Make the SOC more efficient with the help of an orchestrator
With any cyber threat, a rapid response is essential. The use of an orchestrator at the SOC, based on the automation possibilities offered, makes it easier to monitor alerts and take quicker decisions when facing a cyber risk.
Increasing the security of IT systems, a Security Operations Centre (SOC) continuously analyses the activity at an IT environment’s core. It is used for the real-time detection and handling of anomalies, and generation of alerts. Such a solution gives users greater peace of mind, as someone is permanently watching over the organisation’s digital assets and security.
Improve the management of each alert
Managing each alert means carrying out investigations to be able to classify them.
An alert does not necessarily mean a threat, and does not systematically require intervention at a system level.
When an anomaly is spotted, SOC teams are tasked with gathering as much information as possible to determine whether the company has fallen victim to an attack and is exposed to any leak or loss of data, or whether the alert is a false positive. In the latter case, the alert will be placed on file.
This information must be taken from intelligence threat databases (e.g. data on a public IP address, file hash, etc.) or directly from logs (to check what action has been taken before or after the alert).
Speed up the threat response time
The checks to be made after an alert, which require a lot of human resources, may take time. Operators often have to perform them manually. When a risk is presented, the ability to react quickly is crucial.
To shorten the response time, it’s worth using an orchestrator.

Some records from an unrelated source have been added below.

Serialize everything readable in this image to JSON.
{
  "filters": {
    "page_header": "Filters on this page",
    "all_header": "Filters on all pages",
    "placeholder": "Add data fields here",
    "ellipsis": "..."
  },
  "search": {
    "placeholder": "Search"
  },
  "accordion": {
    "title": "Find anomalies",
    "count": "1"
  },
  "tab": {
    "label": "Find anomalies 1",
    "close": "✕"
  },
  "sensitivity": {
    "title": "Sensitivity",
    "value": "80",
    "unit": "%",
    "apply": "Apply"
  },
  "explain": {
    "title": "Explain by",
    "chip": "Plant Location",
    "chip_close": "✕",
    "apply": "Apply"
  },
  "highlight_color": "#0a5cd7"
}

This is an application used to automate the searches and some of the tasks performed manually by operators after an alert. An orchestrator enhances alerts by automatically retrieving the information so that it can then be reported in an e-mail, Teams notification or any other means of communication, to make it directly available to the person responsible for classifying the danger.
This saves precious time and prevents any decision that might have disrupted the organisation’s operations, such as blocking a user’s machine or terminal due to a potential threat that ultimately proves to be a false positive.
Facilitate the classification of each alert
A playbook is a series of actions performed in a specific order, and which may be shown in a decision tree.
With the help of these playbooks, certain tasks can be automated directly through the orchestrator, such as searching for information in a given situation or for other operations, collating data or classing an alert as a false positive where appropriate. The level of automation can be very high.
By interfacing the orchestrator with ticketing applications, it is possible to automate the creation of tickets and assign this, along with all the necessary information, directly to the team best able to handle the alert. The engineer can then close the ticket much more quickly if it proves to be a false positive on the basis of the available data sent, or otherwise take the measures required.
If the factors leading to classification as a false positive are known, they can be entered in the orchestrator so that it can close the ticket automatically whenever it detects them.
The tasks delegated to the orchestrator – a real help to SOC operators – will gradually be increased in response to the scenarios encountered wherever automation may be appropriate. This allows for ongoing improvement of the service by freeing up time, enabling staff working on redundant tasks to switch to more specific tasks, such as threat hunting or technology watch.
Automate decision-making to contain the threat
Following an automatic data analysis, the orchestrator can also take action to block a user or machine, or any other part of the system environment if the procedure so requires, in order to prevent any contamination of systems.
However, raising automation to this level requires a full understanding of the components of the analysis, being sure that the automatic block is a response to actual threats.
A block caused by the orchestrator misclassifying the alert could disrupt production across the organisation.
…or support the decision-making
To avoid this kind of inconvenience, a semi-automatic block may be considered. In this scenario, the orchestrator collects the information and sends it to the person authorised to make a decision, by e-mail for example. In this e-mail, the recipient is asked whether or not to trigger the block just by clicking on ok. Once the decision is confirmed, the orchestrator begins the process to contain the threat.